6. Le moyen tiré de ce que le doyen ne pouvait légalement fonder sa décision sur un niveau académique insuffisant est propre en l'état de l'instruction à créer un doute sérieux sur la légalité de la décision attaquée. Contrairement à ce qu'a affirmé l'UGA en audience, le contrôle des équivalences des UE dont elle se prévaut dans son mémoire en défense, sur le fondement de l'article D. 612-36-4 du code de l'éducation, n'est pas le motif de refus de la candidature de la requérante - motif rappelé au point 1, de sorte qu'elle doit être regardée comme demandant bien une substitution de motif. Pour autant, il n'apparaît pas que les UE dispensés à Mme D en Master 1 soient à ce point distincts des UE dispensés en Master 1 " droit privé et des affaires " à l'UGA. La substitution de motifs ne peut par suite être prononcée.

7. Par suite, il y a lieu d'ordonner la suspension de l'exécution de la décision du 19 juillet 2024 par laquelle le doyen de la faculté de droit a refusé de l'admettre en master 2 " droit privé et des affaires ".

Sur les conclusions d'injonction :

8. La présente ordonnance implique nécessairement que le président de l'université Grenoble Alpes inscrive Mme D en deuxième année du master mention " droit parcours droit privé - droit des affaires " au titre de l'année universitaire 2024/2025, à titre provisoire, jusqu'à ce qu'il ait été statué sur la légalité de la décision litigieuse par une formation collégiale du tribunal. Il y a lieu d'enjoindre au président de l'UGA d'y procéder dans le délai de sept jours à compter de la notification de la présente ordonnance.

Sur les frais d'instance :

9. Il y a lieu, dans les circonstances de l'espèce, de mettre à la charge de l'UGA le versement à Mme D d'une somme de 800 euros au titre de l'article L. 761-1 du code de justice administrative.

O R D O N N E :

Article 1er :L'exécution de la décision du 19 juillet 2024 est suspendue.

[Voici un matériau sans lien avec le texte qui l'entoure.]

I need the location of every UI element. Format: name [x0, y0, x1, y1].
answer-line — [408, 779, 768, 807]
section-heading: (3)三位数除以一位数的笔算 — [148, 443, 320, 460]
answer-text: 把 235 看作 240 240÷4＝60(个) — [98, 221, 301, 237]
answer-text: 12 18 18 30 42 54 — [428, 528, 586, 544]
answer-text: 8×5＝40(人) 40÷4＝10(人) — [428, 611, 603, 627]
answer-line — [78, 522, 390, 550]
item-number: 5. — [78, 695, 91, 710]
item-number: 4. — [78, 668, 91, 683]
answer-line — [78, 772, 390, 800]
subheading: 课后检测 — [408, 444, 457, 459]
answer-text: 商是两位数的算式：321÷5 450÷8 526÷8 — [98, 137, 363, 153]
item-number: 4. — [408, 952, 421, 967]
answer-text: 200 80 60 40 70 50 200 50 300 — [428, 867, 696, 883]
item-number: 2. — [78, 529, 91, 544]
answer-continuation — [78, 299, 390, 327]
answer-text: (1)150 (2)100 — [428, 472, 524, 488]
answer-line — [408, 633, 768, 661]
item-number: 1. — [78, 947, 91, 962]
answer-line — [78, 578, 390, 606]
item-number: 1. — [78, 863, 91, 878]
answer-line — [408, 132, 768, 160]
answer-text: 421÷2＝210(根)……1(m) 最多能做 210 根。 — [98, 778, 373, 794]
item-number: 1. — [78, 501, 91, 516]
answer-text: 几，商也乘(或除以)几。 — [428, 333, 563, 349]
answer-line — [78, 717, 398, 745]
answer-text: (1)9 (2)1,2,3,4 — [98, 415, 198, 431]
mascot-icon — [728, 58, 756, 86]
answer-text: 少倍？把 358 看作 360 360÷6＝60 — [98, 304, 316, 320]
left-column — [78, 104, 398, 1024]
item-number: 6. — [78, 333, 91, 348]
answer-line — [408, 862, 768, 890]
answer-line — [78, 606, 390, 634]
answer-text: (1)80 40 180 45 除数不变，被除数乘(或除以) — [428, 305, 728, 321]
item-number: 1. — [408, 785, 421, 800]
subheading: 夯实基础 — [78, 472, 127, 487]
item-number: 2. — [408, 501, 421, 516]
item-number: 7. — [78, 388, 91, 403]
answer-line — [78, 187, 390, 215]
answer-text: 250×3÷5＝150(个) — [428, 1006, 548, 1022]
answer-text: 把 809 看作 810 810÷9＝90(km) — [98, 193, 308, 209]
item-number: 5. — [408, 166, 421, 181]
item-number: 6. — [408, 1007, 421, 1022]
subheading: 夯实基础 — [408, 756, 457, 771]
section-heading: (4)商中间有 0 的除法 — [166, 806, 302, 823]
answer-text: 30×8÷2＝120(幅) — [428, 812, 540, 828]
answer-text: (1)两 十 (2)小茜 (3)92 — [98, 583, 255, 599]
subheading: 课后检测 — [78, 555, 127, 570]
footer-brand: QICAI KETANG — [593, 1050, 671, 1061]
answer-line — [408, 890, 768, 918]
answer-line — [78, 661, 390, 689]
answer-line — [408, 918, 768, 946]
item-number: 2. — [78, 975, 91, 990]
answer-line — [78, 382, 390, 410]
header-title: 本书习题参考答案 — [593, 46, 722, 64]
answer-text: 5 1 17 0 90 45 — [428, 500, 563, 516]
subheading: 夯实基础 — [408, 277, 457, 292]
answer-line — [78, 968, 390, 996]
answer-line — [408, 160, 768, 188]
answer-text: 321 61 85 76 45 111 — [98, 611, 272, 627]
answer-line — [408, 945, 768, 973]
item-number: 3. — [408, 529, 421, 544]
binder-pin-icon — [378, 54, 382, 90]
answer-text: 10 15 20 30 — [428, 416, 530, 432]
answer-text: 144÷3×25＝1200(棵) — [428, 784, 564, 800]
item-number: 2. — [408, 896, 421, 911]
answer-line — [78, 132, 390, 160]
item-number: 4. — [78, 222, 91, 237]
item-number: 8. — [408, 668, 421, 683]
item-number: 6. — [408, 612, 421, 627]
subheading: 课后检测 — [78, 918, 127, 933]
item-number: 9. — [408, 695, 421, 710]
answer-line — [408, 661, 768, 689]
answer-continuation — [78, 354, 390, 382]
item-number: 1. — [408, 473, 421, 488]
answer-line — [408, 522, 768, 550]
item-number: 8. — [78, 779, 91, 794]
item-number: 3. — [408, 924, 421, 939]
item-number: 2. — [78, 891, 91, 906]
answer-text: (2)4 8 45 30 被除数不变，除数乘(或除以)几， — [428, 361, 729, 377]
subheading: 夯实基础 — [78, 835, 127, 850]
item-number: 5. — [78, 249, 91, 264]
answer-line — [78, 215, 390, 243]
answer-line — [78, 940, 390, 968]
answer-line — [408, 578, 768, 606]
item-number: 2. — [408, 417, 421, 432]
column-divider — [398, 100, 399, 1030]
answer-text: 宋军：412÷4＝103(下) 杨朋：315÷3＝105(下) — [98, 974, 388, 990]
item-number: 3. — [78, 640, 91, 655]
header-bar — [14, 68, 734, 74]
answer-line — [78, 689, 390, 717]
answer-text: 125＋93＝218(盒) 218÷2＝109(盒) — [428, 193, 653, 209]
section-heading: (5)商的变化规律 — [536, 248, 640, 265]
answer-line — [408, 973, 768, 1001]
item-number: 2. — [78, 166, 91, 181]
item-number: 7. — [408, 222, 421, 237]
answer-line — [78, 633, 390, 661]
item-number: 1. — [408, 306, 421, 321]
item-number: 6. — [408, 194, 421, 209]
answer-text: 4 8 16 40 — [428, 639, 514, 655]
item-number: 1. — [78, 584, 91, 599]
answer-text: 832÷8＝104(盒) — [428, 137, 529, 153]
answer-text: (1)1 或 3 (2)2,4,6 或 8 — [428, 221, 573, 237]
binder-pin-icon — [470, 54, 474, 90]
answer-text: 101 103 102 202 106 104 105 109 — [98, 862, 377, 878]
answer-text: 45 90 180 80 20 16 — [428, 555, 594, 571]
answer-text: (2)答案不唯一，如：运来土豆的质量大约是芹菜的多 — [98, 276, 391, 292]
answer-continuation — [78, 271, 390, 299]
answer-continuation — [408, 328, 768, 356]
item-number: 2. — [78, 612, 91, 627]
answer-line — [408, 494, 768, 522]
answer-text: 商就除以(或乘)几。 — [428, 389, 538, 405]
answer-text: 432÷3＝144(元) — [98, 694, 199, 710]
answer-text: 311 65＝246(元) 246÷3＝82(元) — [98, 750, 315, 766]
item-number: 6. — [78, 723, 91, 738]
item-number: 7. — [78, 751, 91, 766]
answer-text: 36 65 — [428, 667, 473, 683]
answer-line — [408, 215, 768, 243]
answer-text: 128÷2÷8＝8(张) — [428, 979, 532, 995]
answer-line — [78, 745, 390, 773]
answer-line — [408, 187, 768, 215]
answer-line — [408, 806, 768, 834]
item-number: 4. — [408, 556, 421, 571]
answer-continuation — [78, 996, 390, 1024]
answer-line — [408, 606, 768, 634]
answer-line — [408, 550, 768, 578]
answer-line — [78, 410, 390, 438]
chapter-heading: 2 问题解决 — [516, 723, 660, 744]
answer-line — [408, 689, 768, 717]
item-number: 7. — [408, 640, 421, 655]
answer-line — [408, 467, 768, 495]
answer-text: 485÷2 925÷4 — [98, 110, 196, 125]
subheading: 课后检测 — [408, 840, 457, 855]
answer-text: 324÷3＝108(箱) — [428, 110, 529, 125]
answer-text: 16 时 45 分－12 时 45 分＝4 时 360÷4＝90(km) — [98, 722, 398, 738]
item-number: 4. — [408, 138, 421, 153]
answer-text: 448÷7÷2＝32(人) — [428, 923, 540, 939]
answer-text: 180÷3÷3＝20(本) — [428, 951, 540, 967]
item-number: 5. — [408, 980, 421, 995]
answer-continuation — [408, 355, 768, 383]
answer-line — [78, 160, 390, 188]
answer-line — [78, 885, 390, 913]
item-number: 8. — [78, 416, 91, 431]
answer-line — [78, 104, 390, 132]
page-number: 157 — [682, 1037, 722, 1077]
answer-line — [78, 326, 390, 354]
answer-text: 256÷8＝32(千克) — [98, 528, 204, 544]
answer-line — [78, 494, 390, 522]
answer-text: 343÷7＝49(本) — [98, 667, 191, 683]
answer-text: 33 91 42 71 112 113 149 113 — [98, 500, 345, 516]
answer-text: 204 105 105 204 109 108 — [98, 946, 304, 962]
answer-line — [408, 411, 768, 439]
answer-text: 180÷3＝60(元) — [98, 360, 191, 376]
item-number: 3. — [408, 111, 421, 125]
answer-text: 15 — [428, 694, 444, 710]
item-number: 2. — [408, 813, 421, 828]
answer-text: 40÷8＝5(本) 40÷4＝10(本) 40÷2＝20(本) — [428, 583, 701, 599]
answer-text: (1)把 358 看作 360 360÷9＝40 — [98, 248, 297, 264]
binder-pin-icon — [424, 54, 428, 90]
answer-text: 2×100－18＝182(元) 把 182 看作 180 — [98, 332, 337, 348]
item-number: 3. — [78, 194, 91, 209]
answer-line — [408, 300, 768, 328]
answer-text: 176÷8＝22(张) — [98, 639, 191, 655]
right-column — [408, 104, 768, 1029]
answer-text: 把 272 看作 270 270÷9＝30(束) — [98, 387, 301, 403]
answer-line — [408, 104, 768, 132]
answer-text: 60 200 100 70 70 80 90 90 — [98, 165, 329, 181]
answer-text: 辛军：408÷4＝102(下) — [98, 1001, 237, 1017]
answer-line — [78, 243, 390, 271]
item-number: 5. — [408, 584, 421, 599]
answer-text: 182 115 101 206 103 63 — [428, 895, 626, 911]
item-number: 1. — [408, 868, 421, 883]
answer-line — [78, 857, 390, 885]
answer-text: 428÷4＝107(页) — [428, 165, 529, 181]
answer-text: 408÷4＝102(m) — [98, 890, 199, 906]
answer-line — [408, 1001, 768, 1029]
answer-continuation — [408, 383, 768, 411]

Article 2 :Il est enjoint au président de l'université Grenoble Alpes d'inscrire à titre provisoire Mme D en master 2 mention " droit parcours droit privé - droit des affaires " au titre de l'année universitaire 2024/2025, dans un délai de sept jours à compter de la notification de la présente ordonnance.

Article 3 :L'université Grenoble Alpes versera à Mme D une somme de 800 euros au titre de l'article L. 761-1 du code de justice administrative.

Article 4 :Le surplus des conclusions des parties est rejetée.

Article 5 :La présente ordonnance sera notifiée à Mme D et à la ministre de l'enseignement supérieur.

Copie en sera adressée à l'université Grenoble Alpes.

Fait à Grenoble, le 16 septembre 2024.

Le juge des référés,

J. B

La greffière,

L. Rouyer

La République mande et ordonne à la ministre de l'enseignement supérieur en ce qui la concerne ou à tous commissaires de justice à ce requis en ce qui concerne les voies de droit commun, contre les parties privées, de pourvoir à l'exécution de la présente décision.